Menguak Problematik Vaksin COVID-19
Oleh: Dr Paulus Januar, drg, MS
Proses pengembangan vaksin terdiri atas penelitian praklinis, uji klinis tahap 1, uji klinis tahap 2, uji klinis tahap 3, serta terakhir dilakukan penetapan dan produksi. Biasanya masing-masing proses berlangsung paling cepat sekitar 2,5 tahun, sehingga kalau lancar seluruh proses akan berkisar 12 hingga 15 tahun.
Problemnya seringkali dalam kenyataannya tidak berlangsung mulus, seperti misalnya upaya menemukan vaksin terhadap virus HIV dalam rangka mengatasi penularan AIDS. Penelitian untuk mendapatkan vaksin AIDS sudah berlangsung lebih dari 3 dekade, tetapi hingga sekarang belum berhasil.
Dalam rangka mengembangkan vaksin Covid-19, diupayakan prosesnya dapat dipersingkat menjadi masing-masing hanya 6 bulan, bahkan kalau bisa lebih cepat lagi, hingga keseluruhannya dapat berlangsung sekitar 2 hingga 2,5 tahun saja. Percepatan proses dilakukan dengan memanfaatkan hasil penelitian serupa yang telah dilakukan terhadap famili virus corona lainnya yang memiliki kemiripan yakni virus penyakit SARS dan MERS.
Selain itu percepatan dilakukan dengan memangkas proses birokrasi penelitian. Namun uji klinis tahap 1, 2, dan 3, mutlak harus dilakukan karena tetap harus dijalankan prosedur pembuktian ilmiah yang ketat serta prinsip kehati-hatian.
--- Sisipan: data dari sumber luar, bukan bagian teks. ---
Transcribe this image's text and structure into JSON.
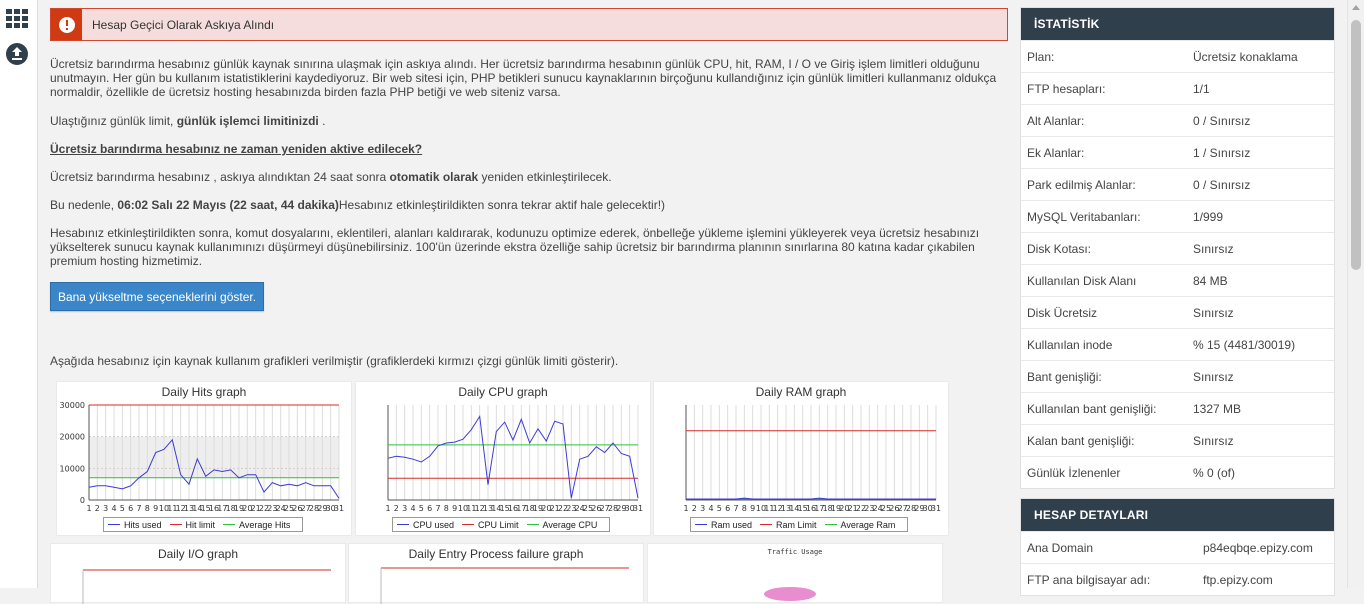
{
  "alert": {
    "title": "Hesap Geçici Olarak Askıya Alındı",
    "color": "#cf3a12"
  },
  "content": {
    "p1": "Ücretsiz barındırma hesabınız günlük kaynak sınırına ulaşmak için askıya alındı. Her ücretsiz barındırma hesabının günlük CPU, hit, RAM, I / O ve Giriş işlem limitleri olduğunu unutmayın. Her gün bu kullanım istatistiklerini kaydediyoruz. Bir web sitesi için, PHP betikleri sunucu kaynaklarının birçoğunu kullandığınız için günlük limitleri kullanmanız oldukça normaldir, özellikle de ücretsiz hosting hesabınızda birden fazla PHP betiği ve web siteniz varsa.",
    "p2_prefix": "Ulaştığınız günlük limit, ",
    "p2_bold": "günlük işlemci limitinizdi",
    "p2_suffix": " .",
    "heading": "Ücretsiz barındırma hesabınız ne zaman yeniden aktive edilecek?",
    "p3_prefix": "Ücretsiz barındırma hesabınız , askıya alındıktan 24 saat sonra ",
    "p3_bold": "otomatik olarak",
    "p3_suffix": " yeniden etkinleştirilecek.",
    "p4_prefix": "Bu nedenle, ",
    "p4_bold": "06:02 Salı 22 Mayıs (22 saat, 44 dakika)",
    "p4_suffix": "Hesabınız etkinleştirildikten sonra tekrar aktif hale gelecektir!)",
    "p5": "Hesabınız etkinleştirildikten sonra, komut dosyalarını, eklentileri, alanları kaldırarak, kodunuzu optimize ederek, önbelleğe yükleme işlemini yükleyerek veya ücretsiz hesabınızı yükselterek sunucu kaynak kullanımınızı düşürmeyi düşünebilirsiniz. 100'ün üzerinde ekstra özelliğe sahip ücretsiz bir barındırma planının sınırlarına 80 katına kadar çıkabilen premium hosting hizmetimiz.",
    "upgrade_button": "Bana yükseltme seçeneklerini göster.",
    "graphs_intro": "Aşağıda hesabınız için kaynak kullanım grafikleri verilmiştir (grafiklerdeki kırmızı çizgi günlük limiti gösterir)."
  },
  "chart_data": [
    {
      "type": "line",
      "title": "Daily Hits graph",
      "yticks": [
        "30000",
        "20000",
        "10000",
        "0"
      ],
      "ylim": [
        0,
        30000
      ],
      "x": [
        1,
        2,
        3,
        4,
        5,
        6,
        7,
        8,
        9,
        10,
        11,
        12,
        13,
        14,
        15,
        16,
        17,
        18,
        19,
        20,
        21,
        22,
        23,
        24,
        25,
        26,
        27,
        28,
        29,
        30,
        31
      ],
      "series": [
        {
          "name": "Hits used",
          "color": "#3b3bd6",
          "values": [
            4000,
            4500,
            4500,
            4000,
            3500,
            4500,
            7000,
            9000,
            15000,
            16000,
            19000,
            8000,
            5000,
            13000,
            7500,
            9500,
            9000,
            9500,
            7000,
            8000,
            8000,
            2500,
            5500,
            4500,
            5000,
            4500,
            5500,
            4500,
            4500,
            4500,
            500
          ]
        },
        {
          "name": "Hit limit",
          "color": "#d62b2b",
          "values": [
            30000,
            30000,
            30000,
            30000,
            30000,
            30000,
            30000,
            30000,
            30000,
            30000,
            30000,
            30000,
            30000,
            30000,
            30000,
            30000,
            30000,
            30000,
            30000,
            30000,
            30000,
            30000,
            30000,
            30000,
            30000,
            30000,
            30000,
            30000,
            30000,
            30000,
            30000
          ]
        },
        {
          "name": "Average Hits",
          "color": "#2fbf3b",
          "values": [
            7000,
            7000,
            7000,
            7000,
            7000,
            7000,
            7000,
            7000,
            7000,
            7000,
            7000,
            7000,
            7000,
            7000,
            7000,
            7000,
            7000,
            7000,
            7000,
            7000,
            7000,
            7000,
            7000,
            7000,
            7000,
            7000,
            7000,
            7000,
            7000,
            7000,
            7000
          ]
        }
      ]
    },
    {
      "type": "line",
      "title": "Daily CPU graph",
      "ylim": [
        0,
        100
      ],
      "x": [
        1,
        2,
        3,
        4,
        5,
        6,
        7,
        8,
        9,
        10,
        11,
        12,
        13,
        14,
        15,
        16,
        17,
        18,
        19,
        20,
        21,
        22,
        23,
        24,
        25,
        26,
        27,
        28,
        29,
        30,
        31
      ],
      "series": [
        {
          "name": "CPU used",
          "color": "#3b3bd6",
          "values": [
            44,
            46,
            45,
            43,
            40,
            46,
            57,
            60,
            61,
            64,
            74,
            88,
            16,
            72,
            82,
            63,
            85,
            60,
            75,
            62,
            83,
            80,
            2,
            43,
            46,
            56,
            50,
            60,
            49,
            46,
            2
          ]
        },
        {
          "name": "CPU Limit",
          "color": "#d62b2b",
          "values": [
            23,
            23,
            23,
            23,
            23,
            23,
            23,
            23,
            23,
            23,
            23,
            23,
            23,
            23,
            23,
            23,
            23,
            23,
            23,
            23,
            23,
            23,
            23,
            23,
            23,
            23,
            23,
            23,
            23,
            23,
            23
          ]
        },
        {
          "name": "Average CPU",
          "color": "#2fbf3b",
          "values": [
            58,
            58,
            58,
            58,
            58,
            58,
            58,
            58,
            58,
            58,
            58,
            58,
            58,
            58,
            58,
            58,
            58,
            58,
            58,
            58,
            58,
            58,
            58,
            58,
            58,
            58,
            58,
            58,
            58,
            58,
            58
          ]
        }
      ]
    },
    {
      "type": "line",
      "title": "Daily RAM graph",
      "ylim": [
        0,
        100
      ],
      "x": [
        1,
        2,
        3,
        4,
        5,
        6,
        7,
        8,
        9,
        10,
        11,
        12,
        13,
        14,
        15,
        16,
        17,
        18,
        19,
        20,
        21,
        22,
        23,
        24,
        25,
        26,
        27,
        28,
        29,
        30,
        31
      ],
      "series": [
        {
          "name": "Ram used",
          "color": "#3b3bd6",
          "values": [
            1,
            1,
            1,
            1,
            1,
            1,
            1,
            2,
            1,
            1,
            1,
            1,
            1,
            1,
            1,
            1,
            2,
            1,
            1,
            1,
            1,
            1,
            1,
            1,
            1,
            1,
            1,
            1,
            1,
            1,
            1
          ]
        },
        {
          "name": "Ram Limit",
          "color": "#d62b2b",
          "values": [
            73,
            73,
            73,
            73,
            73,
            73,
            73,
            73,
            73,
            73,
            73,
            73,
            73,
            73,
            73,
            73,
            73,
            73,
            73,
            73,
            73,
            73,
            73,
            73,
            73,
            73,
            73,
            73,
            73,
            73,
            73
          ]
        },
        {
          "name": "Average Ram",
          "color": "#2fbf3b",
          "values": [
            1,
            1,
            1,
            1,
            1,
            1,
            1,
            1,
            1,
            1,
            1,
            1,
            1,
            1,
            1,
            1,
            1,
            1,
            1,
            1,
            1,
            1,
            1,
            1,
            1,
            1,
            1,
            1,
            1,
            1,
            1
          ]
        }
      ]
    },
    {
      "type": "line",
      "title": "Daily I/O graph"
    },
    {
      "type": "line",
      "title": "Daily Entry Process failure graph"
    },
    {
      "type": "pie",
      "title": "Traffic Usage"
    }
  ],
  "stats": {
    "title": "İSTATİSTİK",
    "rows": [
      {
        "label": "Plan:",
        "value": "Ücretsiz konaklama"
      },
      {
        "label": "FTP hesapları:",
        "value": "1/1"
      },
      {
        "label": "Alt Alanlar:",
        "value": "0 / Sınırsız"
      },
      {
        "label": "Ek Alanlar:",
        "value": "1 / Sınırsız"
      },
      {
        "label": "Park edilmiş Alanlar:",
        "value": "0 / Sınırsız"
      },
      {
        "label": "MySQL Veritabanları:",
        "value": "1/999"
      },
      {
        "label": "Disk Kotası:",
        "value": "Sınırsız"
      },
      {
        "label": "Kullanılan Disk Alanı",
        "value": "84 MB"
      },
      {
        "label": "Disk Ücretsiz",
        "value": "Sınırsız"
      },
      {
        "label": "Kullanılan inode",
        "value": "% 15 (4481/30019)"
      },
      {
        "label": "Bant genişliği:",
        "value": "Sınırsız"
      },
      {
        "label": "Kullanılan bant genişliği:",
        "value": "1327 MB"
      },
      {
        "label": "Kalan bant genişliği:",
        "value": "Sınırsız"
      },
      {
        "label": "Günlük İzlenenler",
        "value": "% 0 (of)"
      }
    ]
  },
  "account": {
    "title": "HESAP DETAYLARI",
    "rows": [
      {
        "label": "Ana Domain",
        "value": "p84eqbqe.epizy.com"
      },
      {
        "label": "FTP ana bilgisayar adı:",
        "value": "ftp.epizy.com"
      }
    ]
  }
}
Jika sekarang ini sudah mulai dilakukan uji klinis tahap 3, maka kalau berhasil diperkirakan dalam kurun waktu 1 tahun sudah tersedia vaksin Covid-19.
Pada penelitian praklinis berdasarkan kajian teoritik dilakukan penelitian laboratorium, serta percobaan pada hewan. Namun hasil penelitian laboratorium serta percobaan pada hewan belum tentu sama hasilnya pada manusia. Dengan demikian penelitian harus dilanjutkan dengan melakukan serangkaian uji klinis pada manusia.
Uji klinis tahap 1 sebagai percobaan awal pada manusia dilakukan pada sekelompok kecil subyek penelitian, biasanya 10 hingga 100 orang. Tujuan uji klinis tahap 1 terutama untuk melihat aspek keamanan vaksin yakni tidak menimbulkan efek merugikan yang serius, di samping juga menelaah efektivitasnya dalam menimbulkan imunitas tubuh.
Uji klinis tahap 2 dilakukan pada subyek penelitian yang lebih banyak, biasanya 100 hingga 1000 orang. Pada tahap ini lebih ditelaah efektivitas dan keamanan vaksin, termasuk pula dapat digunakan untuk menghitung dosis yang tepat dan penjadwalan pemberian vaksin.